Many of the images are memorable, iconic even. Diana playing with William in the sea and helping him with a puzzle, both boys and their mother laughing after being soaked on an amusement park ride, the three skiing together or heading off to school, the two boys clinging to their mother during an official photo call and Diana playing with a giggling baby William.

The photographs show tender family scenes which would be unremarkable were the subjects not so famous. What the images also clearly reveal is the love Diana had for her boys - and they for her.

Never before had the world seen such intimacy between a member of the royal family and their children. The photographs reveal what royal expert Christopher Warwick believes was Diana's modern approach to child-rearing which was vastly different to the previous royal generation.

He claims this approach has had an enormous impact on William and will shape the way the couple embark on parenthood. Warwick, a historian who has written several books about the British royals, believes the Cambridges will try to give their children as free and informal a childhood as they can under the circumstances, including public fascination with the royal couple.

The childhood is likely to be far removed from that experienced by William's father, the Prince of Wales. When he was two, his mother Princess Elizabeth flew to Malta to spend Christmas with the Duke of Edinburgh who was commanding a frigate, leaving him with his grandparents.

At the age of three, Charles again stayed with grandparents while his parents went on an official tour of Canada.

"They weren't there a lot of the time. Royal duties took precedence over family life. Today all that is very different," says Warwick.

"There was no way Diana was leaving William when she went to Australia and New Zealand in 1983. William and Kate will be exactly the same as Diana was - hands-on parents.

"Diana and Charles bucked the royal trend of separation by taking nine-month-old William, as well as his nanny, with them on the six-week tour to Australia and New Zealand."

Warwick adds: "William and Harry were very, very fortunate with Diana as a mother because her ideas were so different to the previous generation.

"The importance of this to her two sons has been enormous. William will want this for his children."

He says the Duchess's own happy experiences as a child will also have a great influence on the way they parent their children.

"Kate wasn't subjected, until recently, to the ways the aristocracy work. Her childhood was pretty ordinary. She won't want her baby to be subject to rules and protocol before (he needs) to be."

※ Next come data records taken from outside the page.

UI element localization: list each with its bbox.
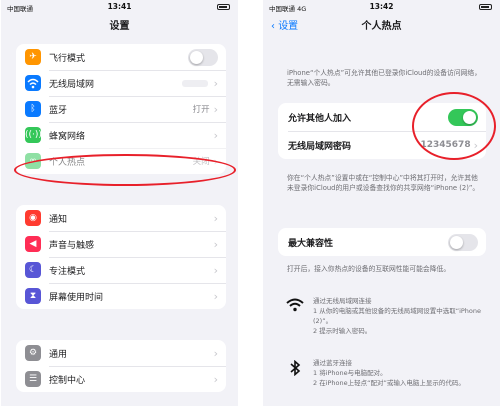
bluetooth-icon: ᛒ xyxy=(25,101,41,117)
row-label: 无线局域网 xyxy=(49,79,95,90)
battery-icon xyxy=(479,4,492,10)
row-label: 屏幕使用时间 xyxy=(49,292,104,303)
bell-icon: ◉ xyxy=(25,210,41,226)
intro-note: iPhone“个人热点”可允许其他已登录你iCloud的设备访问网络，无需输入密… xyxy=(287,69,482,87)
settings-row-hotspot[interactable]: ∞ 个人热点 关闭 › xyxy=(16,148,226,174)
settings-screen: 中国联通 13:41 设置 ✈ 飞行模式 无线局域网 › ᛒ 蓝牙 打开 › (… xyxy=(1,0,238,406)
wifi-heading: 通过无线局域网连接 xyxy=(313,297,372,305)
wlan-password-label: 无线局域网密码 xyxy=(288,141,352,152)
battery-icon xyxy=(217,4,230,10)
moon-icon: ☾ xyxy=(25,262,41,278)
chevron-right-icon: › xyxy=(213,289,218,303)
switches-icon: ☰ xyxy=(25,371,41,387)
bluetooth-status: 打开 xyxy=(192,105,210,115)
row-label: 蜂窝网络 xyxy=(49,131,86,142)
airplane-toggle[interactable] xyxy=(188,48,218,66)
settings-row-cellular[interactable]: ((·)) 蜂窝网络 › xyxy=(16,122,226,148)
wifi-step-2: 2 提示时输入密码。 xyxy=(313,327,372,335)
wlan-password-row[interactable]: 无线局域网密码 12345678 › xyxy=(278,131,486,159)
bt-heading: 通过蓝牙连接 xyxy=(313,359,352,367)
hotspot-settings-group: 允许其他人加入 无线局域网密码 12345678 › xyxy=(278,103,486,159)
speaker-icon: ◀ xyxy=(25,236,41,252)
general-group: ⚙ 通用 › ☰ 控制中心 › xyxy=(16,340,226,392)
wifi-step-1: 1 从你的电脑或其他设备的无线局域网设置中选取“iPhone (2)”。 xyxy=(313,307,482,325)
status-bar: 中国联通 4G 13:42 xyxy=(263,0,500,14)
allow-others-toggle[interactable] xyxy=(448,108,478,126)
hotspot-screen: 中国联通 4G 13:42 ‹ 设置 个人热点 iPhone“个人热点”可允许其… xyxy=(263,0,500,406)
row-label: 通知 xyxy=(49,214,68,225)
max-compat-toggle[interactable] xyxy=(448,233,478,251)
max-compat-label: 最大兼容性 xyxy=(288,238,334,249)
settings-row-bluetooth[interactable]: ᛒ 蓝牙 打开 › xyxy=(16,96,226,122)
chevron-right-icon: › xyxy=(473,138,478,152)
allow-others-row[interactable]: 允许其他人加入 xyxy=(278,103,486,131)
gear-icon: ⚙ xyxy=(25,345,41,361)
allow-others-label: 允许其他人加入 xyxy=(288,113,352,124)
bluetooth-icon xyxy=(277,358,313,388)
settings-row-airplane[interactable]: ✈ 飞行模式 xyxy=(16,44,226,70)
row-label: 声音与触感 xyxy=(49,240,95,251)
settings-row-sounds[interactable]: ◀ 声音与触感 › xyxy=(16,231,226,257)
wifi-icon xyxy=(277,296,313,336)
chevron-right-icon: › xyxy=(213,263,218,277)
bluetooth-connection-info: 通过蓝牙连接 1 将iPhone与电脑配对。 2 在iPhone上轻点“配对”或… xyxy=(277,358,490,388)
row-label: 个人热点 xyxy=(49,157,86,168)
chevron-right-icon: › xyxy=(213,211,218,225)
chevron-right-icon: › xyxy=(213,128,218,142)
row-label: 蓝牙 xyxy=(49,105,68,116)
row-label: 飞行模式 xyxy=(49,53,86,64)
wifi-connection-info: 通过无线局域网连接 1 从你的电脑或其他设备的无线局域网设置中选取“iPhone… xyxy=(277,296,490,336)
settings-row-control-center[interactable]: ☰ 控制中心 › xyxy=(16,366,226,392)
wlan-network-value xyxy=(181,79,208,87)
chevron-right-icon: › xyxy=(213,76,218,90)
clock: 13:42 xyxy=(369,2,394,11)
wifi-icon xyxy=(25,75,41,91)
compat-group: 最大兼容性 xyxy=(278,228,486,256)
settings-row-screen-time[interactable]: ⧗ 屏幕使用时间 › xyxy=(16,283,226,309)
clock: 13:41 xyxy=(107,2,132,11)
max-compat-row[interactable]: 最大兼容性 xyxy=(278,228,486,256)
page-title: 个人热点 xyxy=(361,21,402,32)
row-label: 控制中心 xyxy=(49,375,86,386)
cellular-icon: ((·)) xyxy=(25,127,42,143)
row-label: 通用 xyxy=(49,349,68,360)
settings-row-focus[interactable]: ☾ 专注模式 › xyxy=(16,257,226,283)
status-bar: 中国联通 13:41 xyxy=(1,0,238,14)
chevron-right-icon: › xyxy=(213,154,218,168)
bt-step-1: 1 将iPhone与电脑配对。 xyxy=(313,369,387,377)
airplane-icon: ✈ xyxy=(25,49,41,65)
settings-row-general[interactable]: ⚙ 通用 › xyxy=(16,340,226,366)
compat-note: 打开后，接入你热点的设备的互联网性能可能会降低。 xyxy=(287,265,451,273)
bt-step-2: 2 在iPhone上轻点“配对”或输入电脑上显示的代码。 xyxy=(313,379,465,387)
notifications-group: ◉ 通知 › ◀ 声音与触感 › ☾ 专注模式 › ⧗ 屏幕使用时间 › xyxy=(16,205,226,309)
discovery-note: 你在“个人热点”设置中或在“控制中心”中将其打开时，允许其他未登录你iCloud… xyxy=(287,174,480,192)
wlan-password-value: 12345678 xyxy=(420,140,471,150)
page-title: 设置 xyxy=(109,21,130,32)
chevron-right-icon: › xyxy=(213,372,218,386)
hotspot-icon: ∞ xyxy=(25,153,41,169)
settings-row-wlan[interactable]: 无线局域网 › xyxy=(16,70,226,96)
hotspot-status: 关闭 xyxy=(192,157,210,167)
settings-row-notifications[interactable]: ◉ 通知 › xyxy=(16,205,226,231)
hourglass-icon: ⧗ xyxy=(25,288,41,304)
chevron-right-icon: › xyxy=(213,346,218,360)
row-label: 专注模式 xyxy=(49,266,86,277)
chevron-right-icon: › xyxy=(213,237,218,251)
chevron-right-icon: › xyxy=(213,102,218,116)
connectivity-group: ✈ 飞行模式 无线局域网 › ᛒ 蓝牙 打开 › ((·)) 蜂窝网络 › ∞ … xyxy=(16,44,226,174)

He adds: "I think (the baby's childhood) will probably be as normal and as ordinary and as fun loving as any of these kids can have, given what they're brought up into."

Being born third in line means the prospect of becoming monarch is likely to be many years away for the Cambridge's baby, says Warwick.

"It's almost too far in the distance to anticipate - which for this baby is a good thing.

"At Kensington Palace and Anmer Hall, when they're not at school, they will have as free and informal and hopefully unstructured a time as William and Harry knew."

He believes that William and Kate would not want constitutional training and lessons in king- and queen-ship for their baby.

"I think the training is on the job. It's learning by experience. This is what is going to happen with the Cambridge baby."